For Farmers and Growers

a Crop

Kōkua Harvest is a program that rescues excess produce and donates it to The Food Basket to be distributed to food insecure individuals around the island.

We glean:

  • Quality produce that is no longer commercially viable
  • Weather-damaged crops
  • Produce from bypassed fields
  • Non-machine gleanable crops
  • Pollinator trees
  • Secondary growth

How Do We Do It?
After you discuss your needs with our project coordinator, our volunteers will harvest your produce for you! Depending on how much you need harvested, crews of 1 to 20 will come to your property and carefully harvest your produce. We bring all our own tools and equipment, unless you say otherwise.

Submit your request to donate produce from your farm, and we’ll contact you to make the necessary arrangements. Everything we harvest is split between the farm owner, volunteers, and The Food Basket.

Kōkua Harvest can also pick up crops which have already been harvested. If you’re interested in scheduling a pick up, please Contact Us.

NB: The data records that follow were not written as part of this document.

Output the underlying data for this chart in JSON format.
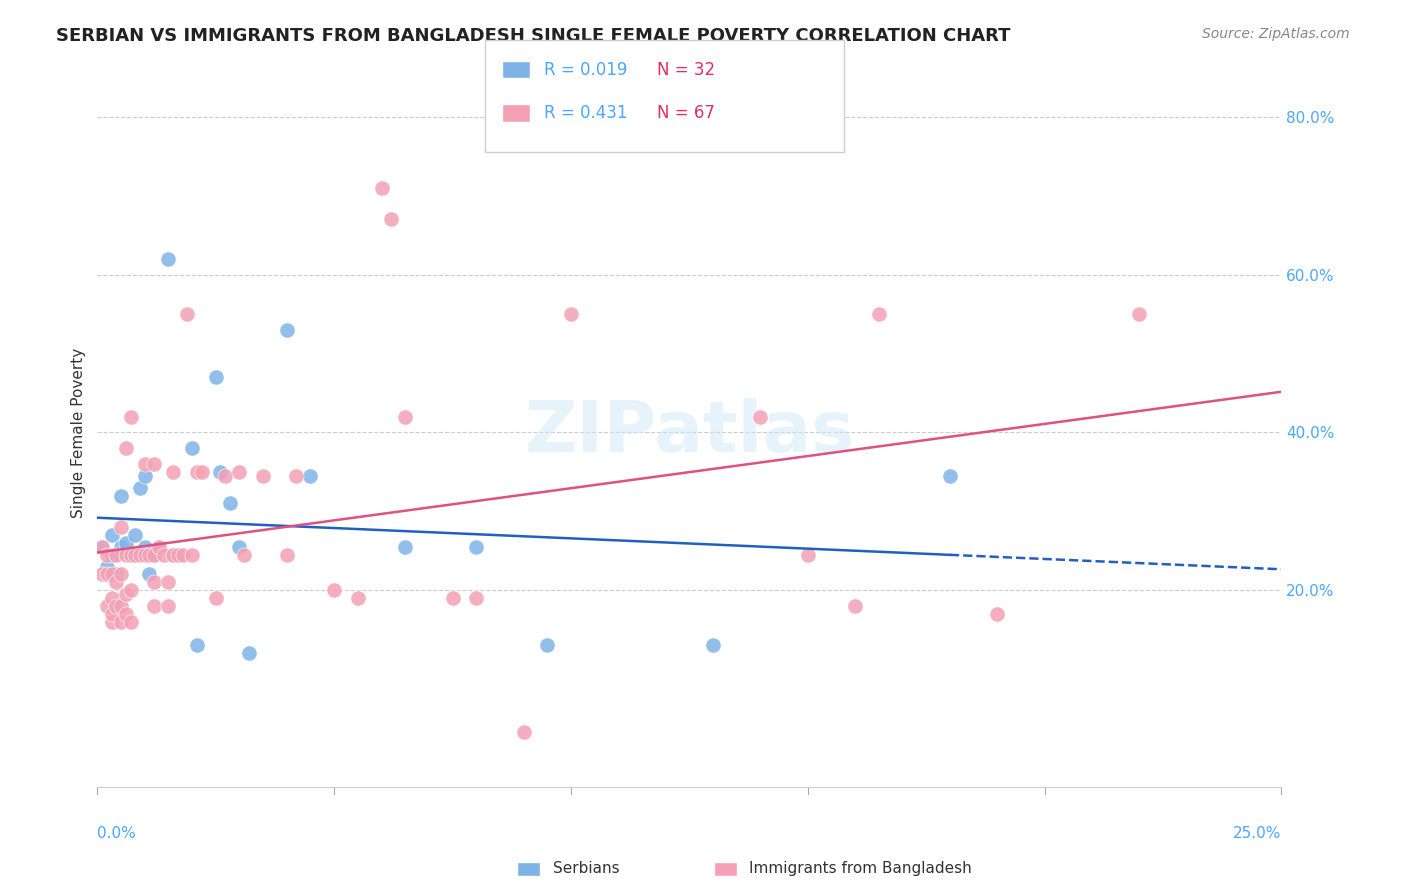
{
  "title": "SERBIAN VS IMMIGRANTS FROM BANGLADESH SINGLE FEMALE POVERTY CORRELATION CHART",
  "source": "Source: ZipAtlas.com",
  "ylabel": "Single Female Poverty",
  "xlim": [
    0.0,
    0.25
  ],
  "ylim": [
    -0.05,
    0.85
  ],
  "serbian_color": "#7eb3e8",
  "bangladesh_color": "#f4a0b5",
  "serbian_line_color": "#2060c0",
  "bangladesh_line_color": "#e05080",
  "watermark": "ZIPatlas",
  "serbian_data": [
    [
      0.001,
      0.255
    ],
    [
      0.002,
      0.23
    ],
    [
      0.003,
      0.27
    ],
    [
      0.003,
      0.245
    ],
    [
      0.004,
      0.22
    ],
    [
      0.005,
      0.32
    ],
    [
      0.005,
      0.255
    ],
    [
      0.006,
      0.26
    ],
    [
      0.007,
      0.245
    ],
    [
      0.008,
      0.27
    ],
    [
      0.009,
      0.33
    ],
    [
      0.01,
      0.345
    ],
    [
      0.01,
      0.255
    ],
    [
      0.011,
      0.22
    ],
    [
      0.012,
      0.245
    ],
    [
      0.013,
      0.255
    ],
    [
      0.015,
      0.62
    ],
    [
      0.016,
      0.245
    ],
    [
      0.02,
      0.38
    ],
    [
      0.021,
      0.13
    ],
    [
      0.025,
      0.47
    ],
    [
      0.026,
      0.35
    ],
    [
      0.028,
      0.31
    ],
    [
      0.03,
      0.255
    ],
    [
      0.032,
      0.12
    ],
    [
      0.04,
      0.53
    ],
    [
      0.045,
      0.345
    ],
    [
      0.065,
      0.255
    ],
    [
      0.08,
      0.255
    ],
    [
      0.095,
      0.13
    ],
    [
      0.13,
      0.13
    ],
    [
      0.18,
      0.345
    ]
  ],
  "bangladesh_data": [
    [
      0.001,
      0.22
    ],
    [
      0.001,
      0.255
    ],
    [
      0.002,
      0.18
    ],
    [
      0.002,
      0.22
    ],
    [
      0.002,
      0.245
    ],
    [
      0.003,
      0.16
    ],
    [
      0.003,
      0.17
    ],
    [
      0.003,
      0.19
    ],
    [
      0.003,
      0.22
    ],
    [
      0.004,
      0.18
    ],
    [
      0.004,
      0.21
    ],
    [
      0.004,
      0.245
    ],
    [
      0.005,
      0.16
    ],
    [
      0.005,
      0.18
    ],
    [
      0.005,
      0.22
    ],
    [
      0.005,
      0.28
    ],
    [
      0.006,
      0.17
    ],
    [
      0.006,
      0.195
    ],
    [
      0.006,
      0.245
    ],
    [
      0.006,
      0.38
    ],
    [
      0.007,
      0.16
    ],
    [
      0.007,
      0.2
    ],
    [
      0.007,
      0.245
    ],
    [
      0.007,
      0.42
    ],
    [
      0.008,
      0.245
    ],
    [
      0.009,
      0.245
    ],
    [
      0.01,
      0.245
    ],
    [
      0.01,
      0.36
    ],
    [
      0.011,
      0.245
    ],
    [
      0.012,
      0.18
    ],
    [
      0.012,
      0.21
    ],
    [
      0.012,
      0.245
    ],
    [
      0.012,
      0.36
    ],
    [
      0.013,
      0.255
    ],
    [
      0.014,
      0.245
    ],
    [
      0.015,
      0.18
    ],
    [
      0.015,
      0.21
    ],
    [
      0.016,
      0.245
    ],
    [
      0.016,
      0.35
    ],
    [
      0.017,
      0.245
    ],
    [
      0.018,
      0.245
    ],
    [
      0.019,
      0.55
    ],
    [
      0.02,
      0.245
    ],
    [
      0.021,
      0.35
    ],
    [
      0.022,
      0.35
    ],
    [
      0.025,
      0.19
    ],
    [
      0.027,
      0.345
    ],
    [
      0.03,
      0.35
    ],
    [
      0.031,
      0.245
    ],
    [
      0.035,
      0.345
    ],
    [
      0.04,
      0.245
    ],
    [
      0.042,
      0.345
    ],
    [
      0.05,
      0.2
    ],
    [
      0.055,
      0.19
    ],
    [
      0.06,
      0.71
    ],
    [
      0.062,
      0.67
    ],
    [
      0.065,
      0.42
    ],
    [
      0.075,
      0.19
    ],
    [
      0.08,
      0.19
    ],
    [
      0.09,
      0.02
    ],
    [
      0.1,
      0.55
    ],
    [
      0.14,
      0.42
    ],
    [
      0.15,
      0.245
    ],
    [
      0.16,
      0.18
    ],
    [
      0.165,
      0.55
    ],
    [
      0.19,
      0.17
    ],
    [
      0.22,
      0.55
    ]
  ]
}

Food donors may be eligible for tax deductions or tax credits and will receive documentation of crop types and amounts to submit with tax returns.

Want to Donate a Crop?
If you wish to donate a crop from your farm, click on the "Donate a Crop" button above and fill out the form, or if you have any questions get in touch with us directly from the Contact Us page. Be sure to check out the FAQ, as your question may already be answered.

Interested in the Legalities?

First, we properly train and supervise all volunteers who glean with us. Every volunteer has checked off a liability waiver that protects the crop donor. A copy of this can be seen here.

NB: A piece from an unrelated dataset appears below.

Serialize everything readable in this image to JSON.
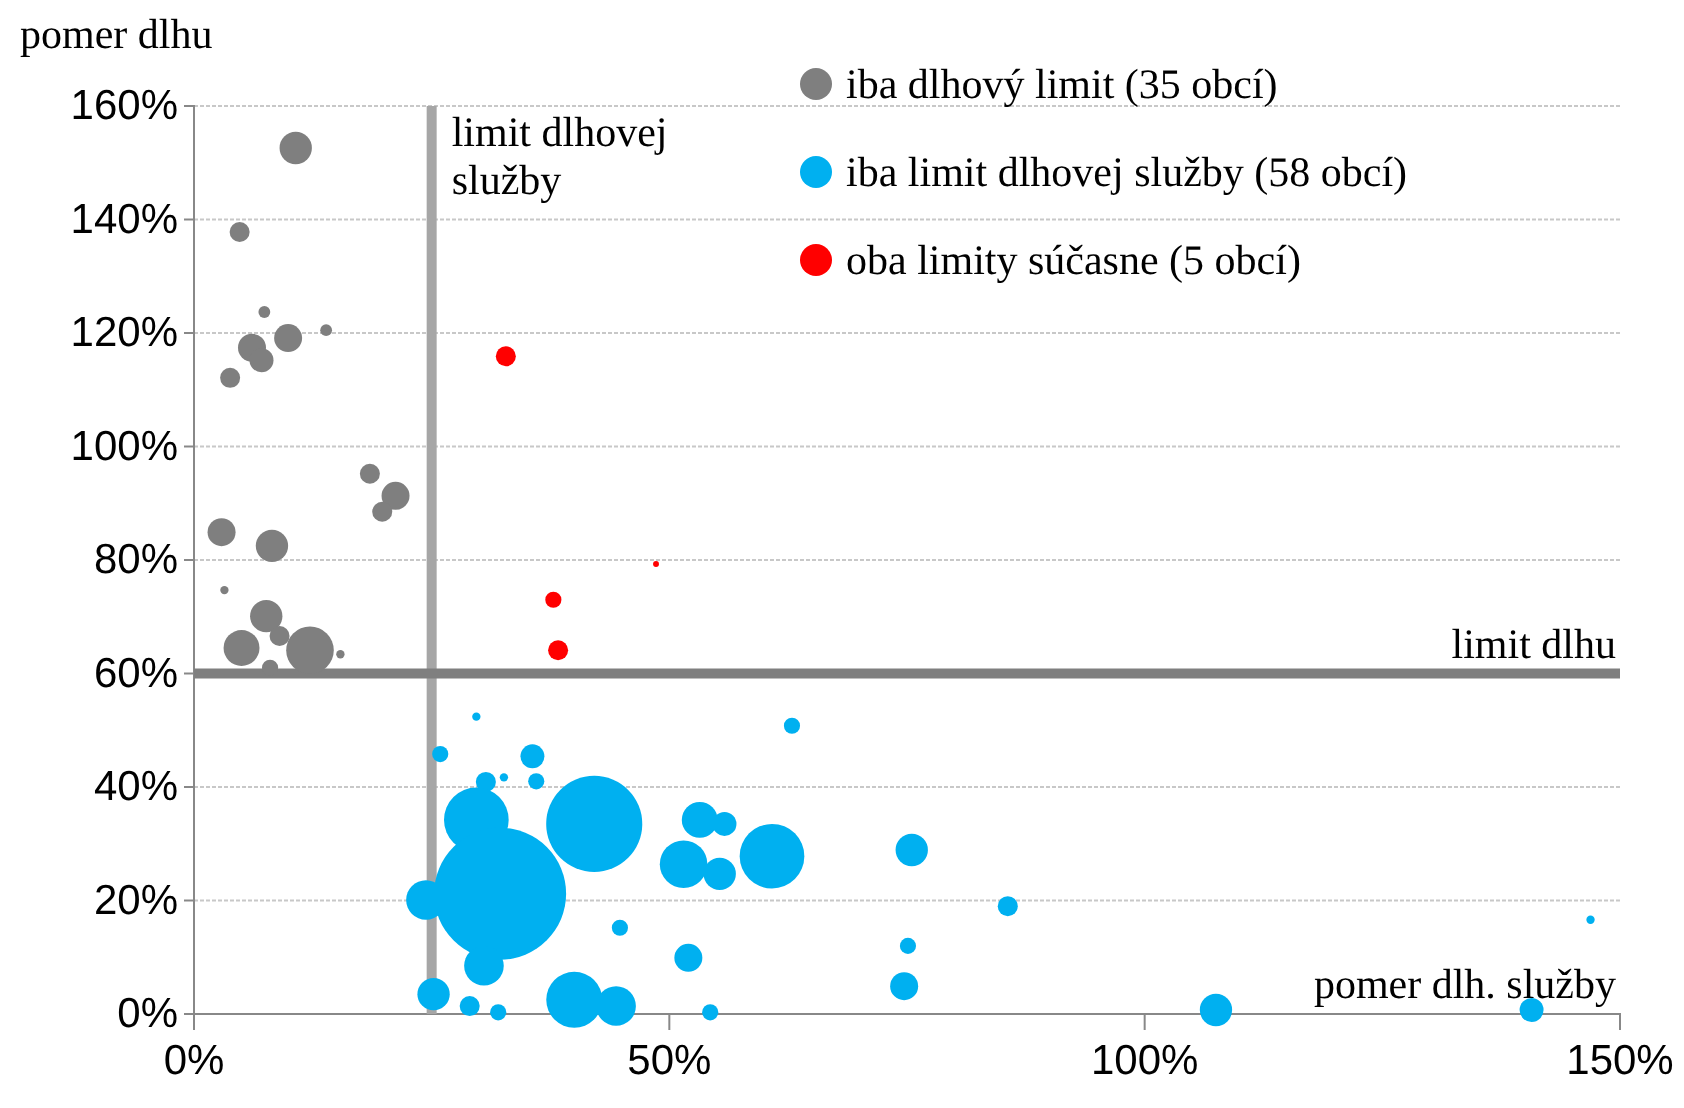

Also, in 1996, Federal Bill Emerson Good Samaritan Food Donation Act to encourage the donation of food and grocery products to non-profit organizations for distribution to individuals in need. This law:

  • Protects you from liability when you donate to a non-profit organization;
  • Protects you from civil and criminal liability should the product donated in good faith later cause harm to the recipient;
  • Standardizes donor liability exposure. You or your legal counsel do not need to investigate liability laws in 50 states; and
  • Sets a floor of "gross negligence" or intentional misconduct for persons who donate grocery products. According to the new law, gross negligence is defined as "voluntary and conscious conduct by a person with knowledge (at the time of conduct) that the conduct is likely to be harmful to the health or well-being of another person."

For more information visit Feeding America.

Additionally, in 2015, Congress passed the PATH Act as Division Q of the Consolidated Appropriations Act, 2016, which modified Section 170 of the Internal Revenue Code to allow all companies to earn an enhanced tax deduction for donating selected surplus property, including food.

At the state level, State of Hawai’i has the State – Hawaii Good Samaritan Donation of Food Act. An excerpt:

(a) Any donor of food products, who in good faith donates the food for the use or distribution by a charitable, religious, or nonprofit organization to needy persons shall not be liable for any civil damages or criminal penalties for any injuries or illnesses including, but not limited to injuries or illnesses resulting from the nature, age, condition, packaging, or handling of the donated food products, except for such damages as may result from the donor’s gross negligence or wanton acts or omissions.